How Medical Associates Are Supervised

Medical associates cannot work independently. They always operate under the oversight of a named supervising doctor, and they cannot practise in settings where no doctor is present. The supervising physician determines the range of tasks a medical associate can perform and how closely they need to be watched while doing them. In practical terms, this means some activities might require the supervisor to be physically present, while others can happen with the supervisor available nearby or reachable by phone.

This is a meaningful distinction from being a doctor. Medical associates work within a defined scope of competence, and each individual’s scope is shaped by their supervisor, their employer, and their level of experience.

What Medical Associates Cannot Do

There are several legal boundaries around these roles. In the UK, physician associates and anaesthesia associates currently cannot prescribe medication, even if they hold prescribing qualifications from a previous healthcare career. They can propose treatments and suggest specific medicines to a supervising doctor, but the final prescription must come from someone with legal authority to prescribe.

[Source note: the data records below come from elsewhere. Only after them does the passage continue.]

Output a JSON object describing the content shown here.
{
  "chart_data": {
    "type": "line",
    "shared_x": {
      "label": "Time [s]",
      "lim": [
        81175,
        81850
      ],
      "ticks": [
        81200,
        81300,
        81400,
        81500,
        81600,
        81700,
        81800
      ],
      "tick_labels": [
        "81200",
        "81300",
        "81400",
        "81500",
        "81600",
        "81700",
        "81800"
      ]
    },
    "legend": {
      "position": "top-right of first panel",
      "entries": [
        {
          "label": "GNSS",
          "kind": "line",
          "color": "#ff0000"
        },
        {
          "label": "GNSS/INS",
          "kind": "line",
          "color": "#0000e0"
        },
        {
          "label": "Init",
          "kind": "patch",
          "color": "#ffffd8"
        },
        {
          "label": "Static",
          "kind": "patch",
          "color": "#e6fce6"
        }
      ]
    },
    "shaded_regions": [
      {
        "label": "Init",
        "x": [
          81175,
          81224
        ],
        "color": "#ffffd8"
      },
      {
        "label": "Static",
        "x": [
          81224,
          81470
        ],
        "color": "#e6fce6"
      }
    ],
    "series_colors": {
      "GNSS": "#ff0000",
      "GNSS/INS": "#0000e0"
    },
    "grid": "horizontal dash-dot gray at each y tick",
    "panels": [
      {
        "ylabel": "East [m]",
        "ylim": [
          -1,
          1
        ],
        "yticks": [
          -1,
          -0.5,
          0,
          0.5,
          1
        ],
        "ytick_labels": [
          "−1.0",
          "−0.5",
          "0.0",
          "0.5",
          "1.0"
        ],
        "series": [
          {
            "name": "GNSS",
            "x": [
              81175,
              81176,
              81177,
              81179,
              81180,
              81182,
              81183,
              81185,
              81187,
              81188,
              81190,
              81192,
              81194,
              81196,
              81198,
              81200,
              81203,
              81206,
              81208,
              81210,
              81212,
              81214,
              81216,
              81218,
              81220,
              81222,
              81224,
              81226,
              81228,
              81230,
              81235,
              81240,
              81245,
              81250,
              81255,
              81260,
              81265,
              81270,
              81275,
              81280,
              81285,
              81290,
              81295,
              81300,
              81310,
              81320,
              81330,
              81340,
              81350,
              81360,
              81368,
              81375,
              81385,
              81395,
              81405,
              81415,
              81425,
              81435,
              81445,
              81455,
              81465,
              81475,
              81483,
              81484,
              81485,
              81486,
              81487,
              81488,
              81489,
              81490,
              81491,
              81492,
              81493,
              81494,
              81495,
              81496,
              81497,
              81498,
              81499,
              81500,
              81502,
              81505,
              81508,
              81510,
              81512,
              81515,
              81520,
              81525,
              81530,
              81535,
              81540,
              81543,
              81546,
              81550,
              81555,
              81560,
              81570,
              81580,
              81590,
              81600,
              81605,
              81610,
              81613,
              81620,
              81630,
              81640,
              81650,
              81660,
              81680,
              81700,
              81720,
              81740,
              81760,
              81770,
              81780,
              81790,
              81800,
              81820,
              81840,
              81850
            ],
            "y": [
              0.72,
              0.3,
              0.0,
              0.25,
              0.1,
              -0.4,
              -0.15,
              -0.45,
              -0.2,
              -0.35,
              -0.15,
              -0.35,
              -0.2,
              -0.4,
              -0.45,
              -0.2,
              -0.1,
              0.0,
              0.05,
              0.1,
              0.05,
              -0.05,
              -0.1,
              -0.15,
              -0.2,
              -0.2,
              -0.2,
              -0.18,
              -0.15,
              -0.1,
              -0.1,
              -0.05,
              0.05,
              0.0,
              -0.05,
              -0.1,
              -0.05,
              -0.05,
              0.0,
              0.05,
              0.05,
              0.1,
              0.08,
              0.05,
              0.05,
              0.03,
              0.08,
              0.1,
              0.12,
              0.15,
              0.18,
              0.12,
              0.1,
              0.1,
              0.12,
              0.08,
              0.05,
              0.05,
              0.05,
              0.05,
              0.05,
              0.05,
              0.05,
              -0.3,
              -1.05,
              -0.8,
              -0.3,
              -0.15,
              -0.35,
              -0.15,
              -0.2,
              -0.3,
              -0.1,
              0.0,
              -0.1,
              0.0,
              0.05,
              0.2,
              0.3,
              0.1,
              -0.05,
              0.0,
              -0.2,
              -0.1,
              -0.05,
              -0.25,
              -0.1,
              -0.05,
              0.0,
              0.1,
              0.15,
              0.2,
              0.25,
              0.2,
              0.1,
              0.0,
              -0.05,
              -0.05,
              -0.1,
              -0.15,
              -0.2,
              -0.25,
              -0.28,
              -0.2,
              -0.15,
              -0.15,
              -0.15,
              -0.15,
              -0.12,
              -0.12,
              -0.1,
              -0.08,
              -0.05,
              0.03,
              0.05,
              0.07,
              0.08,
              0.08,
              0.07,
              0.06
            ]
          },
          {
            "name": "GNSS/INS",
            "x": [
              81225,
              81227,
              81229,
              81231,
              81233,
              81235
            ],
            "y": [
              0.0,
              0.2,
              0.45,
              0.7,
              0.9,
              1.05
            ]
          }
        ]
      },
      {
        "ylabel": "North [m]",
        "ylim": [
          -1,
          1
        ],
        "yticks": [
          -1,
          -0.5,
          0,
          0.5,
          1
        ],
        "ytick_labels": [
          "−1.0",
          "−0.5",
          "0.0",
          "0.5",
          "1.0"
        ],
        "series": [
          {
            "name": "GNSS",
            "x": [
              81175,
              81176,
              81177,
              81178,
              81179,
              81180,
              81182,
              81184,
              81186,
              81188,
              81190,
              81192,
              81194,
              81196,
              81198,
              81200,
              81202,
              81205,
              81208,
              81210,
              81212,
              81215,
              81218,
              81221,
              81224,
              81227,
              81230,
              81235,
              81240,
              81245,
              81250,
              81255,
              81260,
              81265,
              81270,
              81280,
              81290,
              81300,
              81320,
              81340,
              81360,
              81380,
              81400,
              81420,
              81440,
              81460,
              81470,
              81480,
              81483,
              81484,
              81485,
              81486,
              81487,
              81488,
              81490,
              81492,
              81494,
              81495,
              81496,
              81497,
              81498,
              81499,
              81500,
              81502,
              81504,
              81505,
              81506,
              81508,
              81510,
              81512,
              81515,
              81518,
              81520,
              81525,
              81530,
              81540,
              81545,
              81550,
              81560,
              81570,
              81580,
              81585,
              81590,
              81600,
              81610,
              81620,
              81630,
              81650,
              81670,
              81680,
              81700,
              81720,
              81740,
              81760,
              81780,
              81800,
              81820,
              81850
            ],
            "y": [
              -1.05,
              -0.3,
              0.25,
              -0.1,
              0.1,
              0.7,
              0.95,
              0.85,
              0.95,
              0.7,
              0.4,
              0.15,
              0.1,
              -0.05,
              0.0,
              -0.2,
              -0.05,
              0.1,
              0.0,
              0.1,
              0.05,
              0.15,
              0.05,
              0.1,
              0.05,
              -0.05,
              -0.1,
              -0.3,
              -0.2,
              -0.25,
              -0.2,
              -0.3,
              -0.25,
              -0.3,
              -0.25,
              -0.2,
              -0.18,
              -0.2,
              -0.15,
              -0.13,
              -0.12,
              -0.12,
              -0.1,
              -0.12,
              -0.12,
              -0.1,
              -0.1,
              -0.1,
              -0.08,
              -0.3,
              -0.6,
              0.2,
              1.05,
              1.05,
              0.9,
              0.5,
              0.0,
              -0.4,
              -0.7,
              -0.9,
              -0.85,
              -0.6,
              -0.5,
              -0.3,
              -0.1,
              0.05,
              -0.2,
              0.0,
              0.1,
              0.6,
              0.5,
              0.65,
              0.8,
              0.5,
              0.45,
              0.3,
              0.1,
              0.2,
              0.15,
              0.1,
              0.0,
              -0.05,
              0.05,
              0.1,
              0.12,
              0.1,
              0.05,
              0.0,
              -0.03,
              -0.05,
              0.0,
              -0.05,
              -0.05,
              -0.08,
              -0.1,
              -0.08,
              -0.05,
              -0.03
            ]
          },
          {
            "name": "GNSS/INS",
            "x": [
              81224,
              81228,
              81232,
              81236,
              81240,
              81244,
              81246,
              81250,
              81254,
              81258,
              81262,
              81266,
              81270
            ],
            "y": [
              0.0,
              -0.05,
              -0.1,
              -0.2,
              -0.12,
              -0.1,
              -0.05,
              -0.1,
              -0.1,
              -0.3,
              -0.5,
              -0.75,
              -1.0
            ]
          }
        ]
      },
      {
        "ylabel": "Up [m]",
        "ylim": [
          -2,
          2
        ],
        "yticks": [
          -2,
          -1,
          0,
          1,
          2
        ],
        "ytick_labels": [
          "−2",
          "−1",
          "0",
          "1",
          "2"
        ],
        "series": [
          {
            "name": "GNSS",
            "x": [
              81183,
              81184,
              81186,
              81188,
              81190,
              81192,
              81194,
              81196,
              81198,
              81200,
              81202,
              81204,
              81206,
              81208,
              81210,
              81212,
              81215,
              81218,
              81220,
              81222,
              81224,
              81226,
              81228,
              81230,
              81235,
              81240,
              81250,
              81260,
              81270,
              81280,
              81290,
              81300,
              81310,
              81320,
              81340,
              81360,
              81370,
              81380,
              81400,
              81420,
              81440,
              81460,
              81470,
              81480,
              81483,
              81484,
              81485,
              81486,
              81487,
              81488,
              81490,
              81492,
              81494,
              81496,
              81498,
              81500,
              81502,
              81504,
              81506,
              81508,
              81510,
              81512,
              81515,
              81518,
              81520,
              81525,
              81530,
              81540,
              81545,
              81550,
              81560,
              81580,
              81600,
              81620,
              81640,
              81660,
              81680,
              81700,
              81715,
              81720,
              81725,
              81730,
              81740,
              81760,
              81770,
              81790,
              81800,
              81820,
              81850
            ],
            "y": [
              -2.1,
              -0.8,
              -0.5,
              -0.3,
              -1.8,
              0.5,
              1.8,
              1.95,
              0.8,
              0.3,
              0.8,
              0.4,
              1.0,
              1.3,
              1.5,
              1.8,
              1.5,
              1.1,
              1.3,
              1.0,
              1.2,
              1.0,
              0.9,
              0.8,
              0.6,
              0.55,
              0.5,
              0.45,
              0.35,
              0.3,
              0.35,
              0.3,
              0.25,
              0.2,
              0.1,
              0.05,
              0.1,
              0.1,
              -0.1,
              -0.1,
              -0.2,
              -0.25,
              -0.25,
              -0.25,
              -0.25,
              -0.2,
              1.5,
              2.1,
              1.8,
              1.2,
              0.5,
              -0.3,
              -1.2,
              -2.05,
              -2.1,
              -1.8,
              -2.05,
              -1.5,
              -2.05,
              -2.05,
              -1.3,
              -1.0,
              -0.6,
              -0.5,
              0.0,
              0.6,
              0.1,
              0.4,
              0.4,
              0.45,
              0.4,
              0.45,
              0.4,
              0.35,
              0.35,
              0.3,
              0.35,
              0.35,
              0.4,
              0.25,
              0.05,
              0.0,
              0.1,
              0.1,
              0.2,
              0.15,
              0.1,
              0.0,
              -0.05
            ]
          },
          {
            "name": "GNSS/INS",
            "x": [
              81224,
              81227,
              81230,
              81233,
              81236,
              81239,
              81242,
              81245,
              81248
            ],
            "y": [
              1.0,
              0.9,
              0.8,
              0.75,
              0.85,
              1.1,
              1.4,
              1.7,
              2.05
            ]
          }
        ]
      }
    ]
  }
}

They also cannot sign death certificates or perform activities legally restricted to other professions. Whether they can request imaging such as X-rays or CT scans depends on individual employer policies, as each organisation decides whether to train and approve a PA or AA as a non-medical referrer for ionising radiation.

Training and Education

Becoming a physician associate typically requires an undergraduate degree followed by a postgraduate programme lasting around 27 months (three academic years), which awards a master’s degree. During training, students complete more than 2,000 hours of clinical rotations, with a strong emphasis on primary care in clinics, medical practices, and acute or long-term care facilities.

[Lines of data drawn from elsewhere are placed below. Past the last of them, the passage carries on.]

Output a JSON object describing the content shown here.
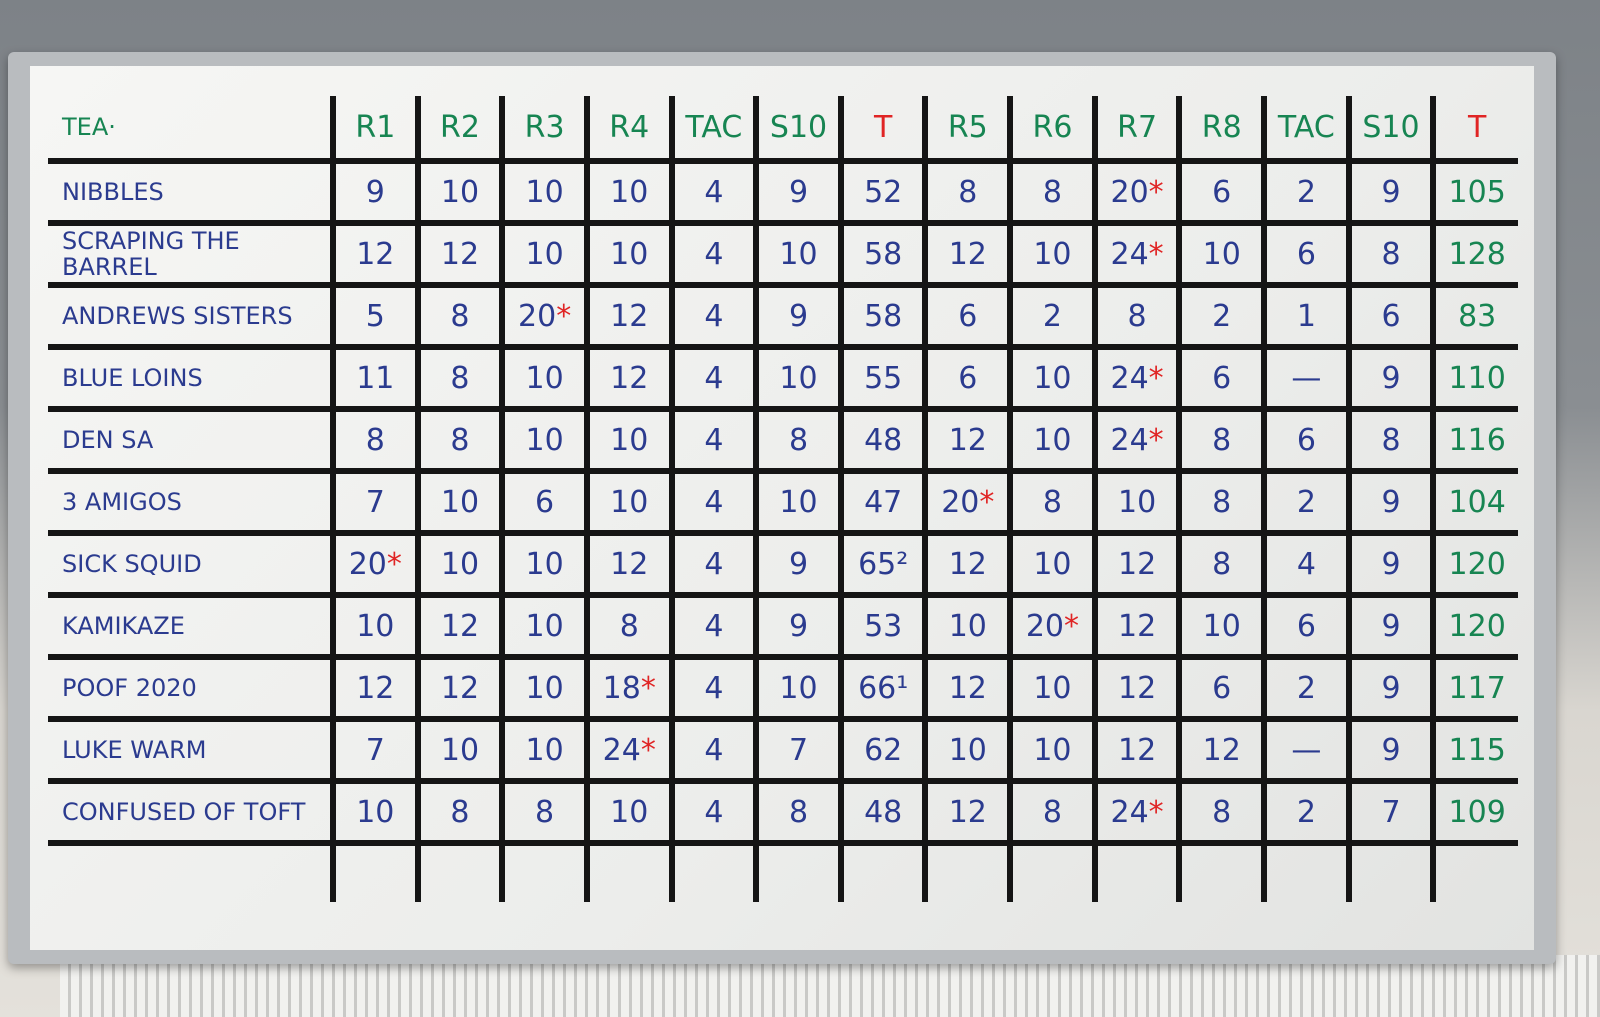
{
  "board": {
    "header": [
      "TEA·",
      "R1",
      "R2",
      "R3",
      "R4",
      "TAC",
      "S10",
      "T",
      "R5",
      "R6",
      "R7",
      "R8",
      "TAC",
      "S10",
      "T"
    ],
    "rows": [
      [
        "NIBBLES",
        "9",
        "10",
        "10",
        "10",
        "4",
        "9",
        "52",
        "8",
        "8",
        "20*",
        "6",
        "2",
        "9",
        "105"
      ],
      [
        "SCRAPING THE BARREL",
        "12",
        "12",
        "10",
        "10",
        "4",
        "10",
        "58",
        "12",
        "10",
        "24*",
        "10",
        "6",
        "8",
        "128"
      ],
      [
        "ANDREWS SISTERS",
        "5",
        "8",
        "20*",
        "12",
        "4",
        "9",
        "58",
        "6",
        "2",
        "8",
        "2",
        "1",
        "6",
        "83"
      ],
      [
        "BLUE LOINS",
        "11",
        "8",
        "10",
        "12",
        "4",
        "10",
        "55",
        "6",
        "10",
        "24*",
        "6",
        "—",
        "9",
        "110"
      ],
      [
        "DEN SA",
        "8",
        "8",
        "10",
        "10",
        "4",
        "8",
        "48",
        "12",
        "10",
        "24*",
        "8",
        "6",
        "8",
        "116"
      ],
      [
        "3 AMIGOS",
        "7",
        "10",
        "6",
        "10",
        "4",
        "10",
        "47",
        "20*",
        "8",
        "10",
        "8",
        "2",
        "9",
        "104"
      ],
      [
        "SICK SQUID",
        "20*",
        "10",
        "10",
        "12",
        "4",
        "9",
        "65²",
        "12",
        "10",
        "12",
        "8",
        "4",
        "9",
        "120"
      ],
      [
        "KAMIKAZE",
        "10",
        "12",
        "10",
        "8",
        "4",
        "9",
        "53",
        "10",
        "20*",
        "12",
        "10",
        "6",
        "9",
        "120"
      ],
      [
        "POOF 2020",
        "12",
        "12",
        "10",
        "18*",
        "4",
        "10",
        "66¹",
        "12",
        "10",
        "12",
        "6",
        "2",
        "9",
        "117"
      ],
      [
        "LUKE WARM",
        "7",
        "10",
        "10",
        "24*",
        "4",
        "7",
        "62",
        "10",
        "10",
        "12",
        "12",
        "—",
        "9",
        "115"
      ],
      [
        "CONFUSED OF TOFT",
        "10",
        "8",
        "8",
        "10",
        "4",
        "8",
        "48",
        "12",
        "8",
        "24*",
        "8",
        "2",
        "7",
        "109"
      ]
    ]
  }
}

Anaesthesia associates follow a slightly different path. Applicants need either a 2:1 honours degree in biomedical or biological science, or they must be experienced registered healthcare professionals (such as nurses or operating department practitioners) with at least three years of full-time post-qualification experience. The training programme itself is a full-time postgraduate qualification lasting 24 to 27 months, with most of that time spent in clinical placements under the direct supervision of medical anaesthetists. The curriculum covers the anaesthesia machine and monitoring equipment, the heart and circulation, airways and lungs, organ systems including kidneys, liver, and endocrine function, and the management of life-threatening emergencies.

Regulation by the GMC

For years, a major criticism of these roles was that they lacked statutory regulation, meaning there was no formal register or professional standards body holding them to account in the way doctors are held accountable. That changed in December 2024, when the General Medical Council (GMC) began officially regulating physician associates and anaesthesia associates. This made the GMC a multiprofessional regulator for the first time, responsible not just for doctors but also for these two associate roles. Registration is now open, and PAs and AAs must meet GMC standards to practise.

Pay in the NHS

Medical associates in the NHS are paid according to the Agenda for Change pay bands. A newly qualified physician associate in England typically starts at Band 7, which pays £46,148, while more senior or advanced roles can reach Band 8a at £53,755. Pay varies slightly across the UK’s four nations. In Scotland, the same Band 7 role pays £48,788, while in Wales it’s £46,840 and in Northern Ireland £43,742.

The US Connection

If you’ve come across this term while reading about American healthcare, the equivalent role in the United States is the physician assistant, which has been rebranding as “physician associate” to align with international usage. The US version of the role carries broader practice authority in many states, including prescribing rights, which the UK version does not currently have. Despite the shared name, the regulatory frameworks, supervision requirements, and scope of practice differ significantly between the two countries.